US Geological Survey


Date of this Version



Statistical Methodology 17 (2014) 67–81


This article is a U.S. government work, and is not subject to copyright in the United States.


Determining appropriate statistical distributions for modeling animal count data is important for accurate estimation of abundance, distribution, and trends. In the case of sea ducks along the U.S. Atlantic coast, managers want to estimate local and regional abundance to detect and track population declines, to define areas of high and low use, and to predict the impact of future habitat change on populations. In this paper, we used a modified marked point process to model survey data that recorded flock sizes of Common eiders, Long-tailed ducks, and Black, Surf, and White-winged scoters. The data come from an experimental aerial survey, conducted by the United States Fish & Wildlife Service (USFWS) Division of Migratory Bird Management, during which east-west transects were flown along the Atlantic Coast from Maine to Florida during the winters of 2009–2011. To model the number of flocks per transect (the points), we compared the fit of four statistical distributions (zero-inflated Poisson, zero-inflated geometric, zero-inflated negative binomial and negative binomial) to data on the number of species-specific sea duck flocks that were recorded for each transect flown. To model the flock sizes (the marks), we compared the fit of flock size data for each species to seven statistical distributions: positive Poisson, positive negative binomial, positive geometric, logarithmic, discretized lognormal, zeta and Yule–Simon.
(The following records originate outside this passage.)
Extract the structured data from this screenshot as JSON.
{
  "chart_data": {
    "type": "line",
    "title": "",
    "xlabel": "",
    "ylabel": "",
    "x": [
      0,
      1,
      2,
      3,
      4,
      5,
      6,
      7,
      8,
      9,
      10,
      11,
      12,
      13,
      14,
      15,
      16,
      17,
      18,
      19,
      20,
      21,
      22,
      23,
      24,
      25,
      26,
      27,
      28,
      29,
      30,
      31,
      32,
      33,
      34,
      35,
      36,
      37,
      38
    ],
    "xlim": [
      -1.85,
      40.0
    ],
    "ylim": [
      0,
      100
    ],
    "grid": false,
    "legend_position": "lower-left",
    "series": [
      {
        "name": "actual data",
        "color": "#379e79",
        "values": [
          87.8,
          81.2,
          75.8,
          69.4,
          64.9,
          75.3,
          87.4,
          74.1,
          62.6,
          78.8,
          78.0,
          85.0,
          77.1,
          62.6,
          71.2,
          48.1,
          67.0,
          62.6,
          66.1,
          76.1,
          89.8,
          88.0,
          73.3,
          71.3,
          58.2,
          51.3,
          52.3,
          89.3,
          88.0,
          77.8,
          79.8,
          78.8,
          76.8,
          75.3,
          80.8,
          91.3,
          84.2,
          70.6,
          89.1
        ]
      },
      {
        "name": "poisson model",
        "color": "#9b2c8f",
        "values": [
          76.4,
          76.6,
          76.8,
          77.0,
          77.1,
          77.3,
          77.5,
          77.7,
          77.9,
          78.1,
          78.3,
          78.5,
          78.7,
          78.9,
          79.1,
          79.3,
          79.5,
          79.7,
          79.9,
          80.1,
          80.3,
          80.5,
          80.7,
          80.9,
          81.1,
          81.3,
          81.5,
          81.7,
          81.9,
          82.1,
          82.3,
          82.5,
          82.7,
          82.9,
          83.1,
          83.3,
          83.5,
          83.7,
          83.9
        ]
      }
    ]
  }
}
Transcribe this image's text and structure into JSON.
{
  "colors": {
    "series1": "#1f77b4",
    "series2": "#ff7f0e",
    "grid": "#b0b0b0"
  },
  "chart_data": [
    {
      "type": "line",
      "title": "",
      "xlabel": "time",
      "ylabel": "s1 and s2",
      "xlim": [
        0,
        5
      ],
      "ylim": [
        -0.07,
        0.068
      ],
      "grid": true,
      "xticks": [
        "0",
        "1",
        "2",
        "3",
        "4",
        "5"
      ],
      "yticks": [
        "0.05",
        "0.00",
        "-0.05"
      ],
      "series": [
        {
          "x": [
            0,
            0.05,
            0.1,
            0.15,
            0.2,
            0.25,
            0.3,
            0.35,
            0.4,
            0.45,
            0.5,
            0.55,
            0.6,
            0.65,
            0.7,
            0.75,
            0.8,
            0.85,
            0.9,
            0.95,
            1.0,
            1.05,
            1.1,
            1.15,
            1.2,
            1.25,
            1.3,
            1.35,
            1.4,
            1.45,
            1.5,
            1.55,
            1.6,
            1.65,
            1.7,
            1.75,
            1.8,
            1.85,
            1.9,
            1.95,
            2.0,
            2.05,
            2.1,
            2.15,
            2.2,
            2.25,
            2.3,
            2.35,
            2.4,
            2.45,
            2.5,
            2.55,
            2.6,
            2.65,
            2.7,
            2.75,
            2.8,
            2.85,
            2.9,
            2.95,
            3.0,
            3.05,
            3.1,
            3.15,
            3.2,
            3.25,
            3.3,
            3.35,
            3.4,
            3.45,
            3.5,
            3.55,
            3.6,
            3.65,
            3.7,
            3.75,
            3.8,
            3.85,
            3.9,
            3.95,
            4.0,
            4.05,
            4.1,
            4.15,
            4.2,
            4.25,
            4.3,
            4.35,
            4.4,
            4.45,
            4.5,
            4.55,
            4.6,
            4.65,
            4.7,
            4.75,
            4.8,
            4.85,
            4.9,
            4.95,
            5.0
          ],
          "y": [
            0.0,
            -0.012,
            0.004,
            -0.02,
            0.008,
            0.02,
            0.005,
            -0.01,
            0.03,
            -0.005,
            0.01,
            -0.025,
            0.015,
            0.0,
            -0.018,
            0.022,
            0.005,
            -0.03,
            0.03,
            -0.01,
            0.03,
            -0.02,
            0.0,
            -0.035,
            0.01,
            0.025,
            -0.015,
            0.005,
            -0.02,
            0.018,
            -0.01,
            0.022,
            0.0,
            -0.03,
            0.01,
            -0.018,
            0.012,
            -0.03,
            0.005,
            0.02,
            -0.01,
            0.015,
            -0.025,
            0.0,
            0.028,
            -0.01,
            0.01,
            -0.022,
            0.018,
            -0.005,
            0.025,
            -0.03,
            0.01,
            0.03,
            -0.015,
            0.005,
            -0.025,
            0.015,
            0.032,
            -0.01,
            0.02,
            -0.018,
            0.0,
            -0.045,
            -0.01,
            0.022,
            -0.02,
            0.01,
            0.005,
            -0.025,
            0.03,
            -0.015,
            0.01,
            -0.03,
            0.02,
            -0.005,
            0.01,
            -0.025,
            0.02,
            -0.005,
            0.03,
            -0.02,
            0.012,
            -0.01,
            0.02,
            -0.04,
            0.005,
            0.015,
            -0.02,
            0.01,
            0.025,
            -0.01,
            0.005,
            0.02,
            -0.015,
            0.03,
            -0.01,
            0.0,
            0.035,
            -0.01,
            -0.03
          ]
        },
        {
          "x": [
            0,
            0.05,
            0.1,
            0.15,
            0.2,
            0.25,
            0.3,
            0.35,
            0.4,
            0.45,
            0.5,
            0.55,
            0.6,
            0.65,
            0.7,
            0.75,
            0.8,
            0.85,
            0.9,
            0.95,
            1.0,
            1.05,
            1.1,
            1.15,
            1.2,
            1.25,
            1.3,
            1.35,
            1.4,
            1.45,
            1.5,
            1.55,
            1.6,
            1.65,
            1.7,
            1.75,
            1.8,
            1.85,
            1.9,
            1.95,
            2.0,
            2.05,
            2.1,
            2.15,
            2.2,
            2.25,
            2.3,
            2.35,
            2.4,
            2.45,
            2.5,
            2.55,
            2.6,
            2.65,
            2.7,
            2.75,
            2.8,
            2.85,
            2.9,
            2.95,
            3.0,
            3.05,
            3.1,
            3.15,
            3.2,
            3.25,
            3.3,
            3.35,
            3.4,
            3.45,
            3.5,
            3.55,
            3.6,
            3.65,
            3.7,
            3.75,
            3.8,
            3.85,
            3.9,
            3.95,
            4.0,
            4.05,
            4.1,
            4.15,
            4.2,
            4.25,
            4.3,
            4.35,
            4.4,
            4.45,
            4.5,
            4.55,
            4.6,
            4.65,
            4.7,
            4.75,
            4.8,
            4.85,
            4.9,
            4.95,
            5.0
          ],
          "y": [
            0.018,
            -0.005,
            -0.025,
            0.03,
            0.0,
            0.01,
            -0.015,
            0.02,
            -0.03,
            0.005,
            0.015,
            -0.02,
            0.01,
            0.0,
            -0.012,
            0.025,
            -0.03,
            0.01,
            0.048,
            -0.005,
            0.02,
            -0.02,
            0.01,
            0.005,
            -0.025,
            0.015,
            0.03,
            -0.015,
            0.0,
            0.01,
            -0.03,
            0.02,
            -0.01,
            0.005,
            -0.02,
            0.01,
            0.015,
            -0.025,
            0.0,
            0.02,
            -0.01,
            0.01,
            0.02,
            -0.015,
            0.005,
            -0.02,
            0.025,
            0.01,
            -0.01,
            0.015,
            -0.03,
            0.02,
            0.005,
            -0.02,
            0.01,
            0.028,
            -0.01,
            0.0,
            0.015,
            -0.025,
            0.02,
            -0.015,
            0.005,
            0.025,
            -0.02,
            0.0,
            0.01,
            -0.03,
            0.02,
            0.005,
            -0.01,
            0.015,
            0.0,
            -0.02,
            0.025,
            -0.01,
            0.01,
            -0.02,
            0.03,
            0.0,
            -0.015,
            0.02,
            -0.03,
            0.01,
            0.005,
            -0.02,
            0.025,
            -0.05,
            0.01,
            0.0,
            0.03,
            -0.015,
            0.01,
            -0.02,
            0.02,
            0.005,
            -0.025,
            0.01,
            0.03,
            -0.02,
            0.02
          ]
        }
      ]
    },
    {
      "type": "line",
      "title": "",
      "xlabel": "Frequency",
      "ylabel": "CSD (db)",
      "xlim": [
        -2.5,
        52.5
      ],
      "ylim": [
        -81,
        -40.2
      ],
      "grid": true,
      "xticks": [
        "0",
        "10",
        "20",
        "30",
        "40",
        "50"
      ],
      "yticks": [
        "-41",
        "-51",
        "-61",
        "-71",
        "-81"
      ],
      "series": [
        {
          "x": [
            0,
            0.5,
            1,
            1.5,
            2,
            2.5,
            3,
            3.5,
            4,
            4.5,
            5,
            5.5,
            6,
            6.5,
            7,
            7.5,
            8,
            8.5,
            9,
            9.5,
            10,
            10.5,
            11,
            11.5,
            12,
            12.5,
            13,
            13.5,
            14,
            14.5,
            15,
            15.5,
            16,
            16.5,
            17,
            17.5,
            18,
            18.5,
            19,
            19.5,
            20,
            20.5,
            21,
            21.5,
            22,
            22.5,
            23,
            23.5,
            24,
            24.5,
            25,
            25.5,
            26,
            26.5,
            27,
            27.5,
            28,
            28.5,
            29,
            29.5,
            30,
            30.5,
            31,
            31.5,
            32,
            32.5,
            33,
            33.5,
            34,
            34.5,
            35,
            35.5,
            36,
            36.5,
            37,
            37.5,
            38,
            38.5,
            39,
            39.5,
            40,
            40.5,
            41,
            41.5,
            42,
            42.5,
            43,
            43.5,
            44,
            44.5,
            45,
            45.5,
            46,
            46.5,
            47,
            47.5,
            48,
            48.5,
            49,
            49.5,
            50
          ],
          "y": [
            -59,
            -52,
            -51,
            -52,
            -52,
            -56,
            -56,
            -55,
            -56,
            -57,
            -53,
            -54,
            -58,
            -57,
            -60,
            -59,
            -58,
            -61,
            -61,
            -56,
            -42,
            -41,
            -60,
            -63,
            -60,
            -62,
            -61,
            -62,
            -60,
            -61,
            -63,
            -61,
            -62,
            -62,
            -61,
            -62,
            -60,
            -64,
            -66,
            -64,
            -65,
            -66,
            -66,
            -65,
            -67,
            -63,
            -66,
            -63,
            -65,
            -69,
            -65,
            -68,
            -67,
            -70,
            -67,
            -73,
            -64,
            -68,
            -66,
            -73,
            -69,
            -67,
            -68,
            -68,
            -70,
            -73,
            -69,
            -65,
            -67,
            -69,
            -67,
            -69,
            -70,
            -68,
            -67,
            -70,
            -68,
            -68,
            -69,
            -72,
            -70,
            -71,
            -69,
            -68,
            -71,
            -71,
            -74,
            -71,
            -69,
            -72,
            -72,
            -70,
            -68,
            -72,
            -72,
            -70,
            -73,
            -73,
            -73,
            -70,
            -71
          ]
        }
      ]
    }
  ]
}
Akaike’s Information Criterion and Vuong’s closeness tests indicated that the negative binomial and discretized lognormal were the best distributions for all species for the points and marks, respectively. These findings have important implications for estimating sea duck abundances as the discretized lognormal is a more skewed distribution than the Poisson and negative binomial, which are frequently used to model avian counts; the lognormal is also less heavy-tailed than the power law distributions (e.g., zeta and Yule–Simon), which are becoming increasingly popular for group size modeling. Choosing appropriate statistical distributions for modeling flock size data is fundamental to accurately estimating population summaries, determining required survey effort, and assessing and propagating uncertainty through decision-making processes.